To reach the Roque de los Muchachos Viewpoint, you can go from Santa Cruz de La Palma via the LP-1032 road towards the Astrophysical Observatory or from Los Llanos de Aridane via the LP-1 and LP-113 roads. In both cases, you need to reach the residence intersection and turn towards the highest point of the park and the island, Roque de los Muchachos. There is also an information booth here. There is no regular transport service on this road, so access must be made through organized trips, taxi, or rental car.

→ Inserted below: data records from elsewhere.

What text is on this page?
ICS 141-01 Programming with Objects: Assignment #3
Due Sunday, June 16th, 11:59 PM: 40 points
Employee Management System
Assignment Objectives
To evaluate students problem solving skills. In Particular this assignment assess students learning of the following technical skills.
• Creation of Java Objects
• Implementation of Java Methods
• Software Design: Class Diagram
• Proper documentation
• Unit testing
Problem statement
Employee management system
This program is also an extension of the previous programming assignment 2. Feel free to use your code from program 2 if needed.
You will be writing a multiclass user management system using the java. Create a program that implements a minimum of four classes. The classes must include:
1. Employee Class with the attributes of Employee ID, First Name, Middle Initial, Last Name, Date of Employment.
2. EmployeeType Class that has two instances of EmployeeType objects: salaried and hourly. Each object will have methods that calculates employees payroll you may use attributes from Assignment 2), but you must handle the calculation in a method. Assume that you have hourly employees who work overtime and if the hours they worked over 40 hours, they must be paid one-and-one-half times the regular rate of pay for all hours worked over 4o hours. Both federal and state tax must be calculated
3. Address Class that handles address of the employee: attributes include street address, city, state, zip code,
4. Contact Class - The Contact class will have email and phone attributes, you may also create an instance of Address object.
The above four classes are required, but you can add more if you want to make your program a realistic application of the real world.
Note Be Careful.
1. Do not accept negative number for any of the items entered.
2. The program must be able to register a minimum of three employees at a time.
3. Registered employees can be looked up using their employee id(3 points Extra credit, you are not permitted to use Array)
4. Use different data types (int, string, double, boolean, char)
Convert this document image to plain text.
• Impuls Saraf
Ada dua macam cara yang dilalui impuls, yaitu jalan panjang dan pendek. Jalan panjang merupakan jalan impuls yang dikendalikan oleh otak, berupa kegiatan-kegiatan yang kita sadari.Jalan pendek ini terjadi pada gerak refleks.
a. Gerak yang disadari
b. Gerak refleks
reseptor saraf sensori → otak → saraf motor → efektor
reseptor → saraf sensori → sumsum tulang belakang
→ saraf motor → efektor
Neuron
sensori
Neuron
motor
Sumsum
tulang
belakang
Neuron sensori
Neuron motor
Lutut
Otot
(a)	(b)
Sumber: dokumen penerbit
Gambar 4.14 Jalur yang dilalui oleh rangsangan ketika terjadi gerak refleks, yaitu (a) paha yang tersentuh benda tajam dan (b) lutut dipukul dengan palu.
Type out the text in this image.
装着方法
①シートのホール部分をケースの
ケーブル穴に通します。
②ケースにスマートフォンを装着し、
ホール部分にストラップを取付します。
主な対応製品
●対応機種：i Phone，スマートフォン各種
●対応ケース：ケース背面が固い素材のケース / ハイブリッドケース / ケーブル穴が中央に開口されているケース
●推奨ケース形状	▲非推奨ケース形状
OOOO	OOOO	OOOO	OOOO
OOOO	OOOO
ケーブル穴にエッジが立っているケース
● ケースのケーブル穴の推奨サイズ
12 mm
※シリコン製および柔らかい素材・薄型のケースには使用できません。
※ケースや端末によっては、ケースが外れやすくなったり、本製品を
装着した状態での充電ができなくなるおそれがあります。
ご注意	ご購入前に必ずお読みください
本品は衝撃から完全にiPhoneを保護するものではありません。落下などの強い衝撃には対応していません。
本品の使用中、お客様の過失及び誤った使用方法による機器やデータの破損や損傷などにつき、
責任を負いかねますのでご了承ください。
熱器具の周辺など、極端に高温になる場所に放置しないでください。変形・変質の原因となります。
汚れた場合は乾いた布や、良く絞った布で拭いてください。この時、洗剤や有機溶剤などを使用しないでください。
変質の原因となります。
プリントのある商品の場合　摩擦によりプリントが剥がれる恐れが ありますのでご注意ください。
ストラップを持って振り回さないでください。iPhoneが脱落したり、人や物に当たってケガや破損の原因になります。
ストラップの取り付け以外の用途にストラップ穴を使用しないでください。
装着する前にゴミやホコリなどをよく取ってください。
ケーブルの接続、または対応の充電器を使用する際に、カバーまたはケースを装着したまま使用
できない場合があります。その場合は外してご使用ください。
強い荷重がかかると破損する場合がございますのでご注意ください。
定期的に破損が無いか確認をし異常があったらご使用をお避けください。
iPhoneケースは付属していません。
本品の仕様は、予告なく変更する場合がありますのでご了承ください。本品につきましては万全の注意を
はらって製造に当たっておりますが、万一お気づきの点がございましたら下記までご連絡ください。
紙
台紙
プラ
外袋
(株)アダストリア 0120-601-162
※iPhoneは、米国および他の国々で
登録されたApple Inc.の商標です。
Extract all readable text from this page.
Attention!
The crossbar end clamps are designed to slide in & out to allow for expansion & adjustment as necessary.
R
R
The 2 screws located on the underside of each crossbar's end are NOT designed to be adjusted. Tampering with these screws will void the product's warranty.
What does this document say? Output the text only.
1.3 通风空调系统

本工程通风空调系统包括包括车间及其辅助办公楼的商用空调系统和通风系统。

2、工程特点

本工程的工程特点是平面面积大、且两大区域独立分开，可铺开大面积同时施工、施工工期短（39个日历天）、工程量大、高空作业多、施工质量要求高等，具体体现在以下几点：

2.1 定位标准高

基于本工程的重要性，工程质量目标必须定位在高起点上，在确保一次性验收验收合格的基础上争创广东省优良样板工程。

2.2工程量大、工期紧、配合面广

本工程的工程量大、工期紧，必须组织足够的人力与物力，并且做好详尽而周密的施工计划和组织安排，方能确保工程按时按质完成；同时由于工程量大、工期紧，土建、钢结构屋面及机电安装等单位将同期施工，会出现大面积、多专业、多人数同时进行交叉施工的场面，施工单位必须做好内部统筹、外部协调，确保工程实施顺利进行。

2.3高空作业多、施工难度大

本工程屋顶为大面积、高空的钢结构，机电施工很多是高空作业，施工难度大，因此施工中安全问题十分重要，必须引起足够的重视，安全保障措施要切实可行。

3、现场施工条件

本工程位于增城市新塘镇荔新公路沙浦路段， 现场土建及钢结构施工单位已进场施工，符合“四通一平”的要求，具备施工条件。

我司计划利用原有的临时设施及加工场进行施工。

Access to Brecitos Viewpoint

To access the Brecitos Viewpoint and the interior of the Caldera, you must reach Los Llanos de Aridane and follow the signs to the Los Barros road, which leads to the national park. In this area, there is an information booth and a 13 km track leading to Brecitos. Although you can drive up, parking is not allowed in Brecitos. For those who want to walk through the park, there are two options:

  • With a private vehicle to Brecitos.
  • Using a private taxi service available in the Barranco de las Angustias parking lots, which take visitors to Brecitos to complete the route from Brecitos to Angustias. Schedules vary depending on the time of year: in summer from 8:30 AM to 1:30 PM and in winter from 9:00 AM to 12:00 PM.

Accessibility for People with Disabilities

The National Park presents certain access difficulties for people with disabilities, allowing access only to the La Cumbrecita and Roque de los Muchachos viewpoints. However, groups with disabilities (such as vision loss) have been seen accessing the camping area to spend the day or overnight. It is recommended to contact the staff of the San Antonio de El Monte hostel in Garafía, who often organize activities for groups with disabilities (phone numbers: 922-400-444 and 696-968-255).

The El Paso Visitor Center is equipped with facilities to facilitate access for people with disabilities, providing an inclusive environment for all visitors.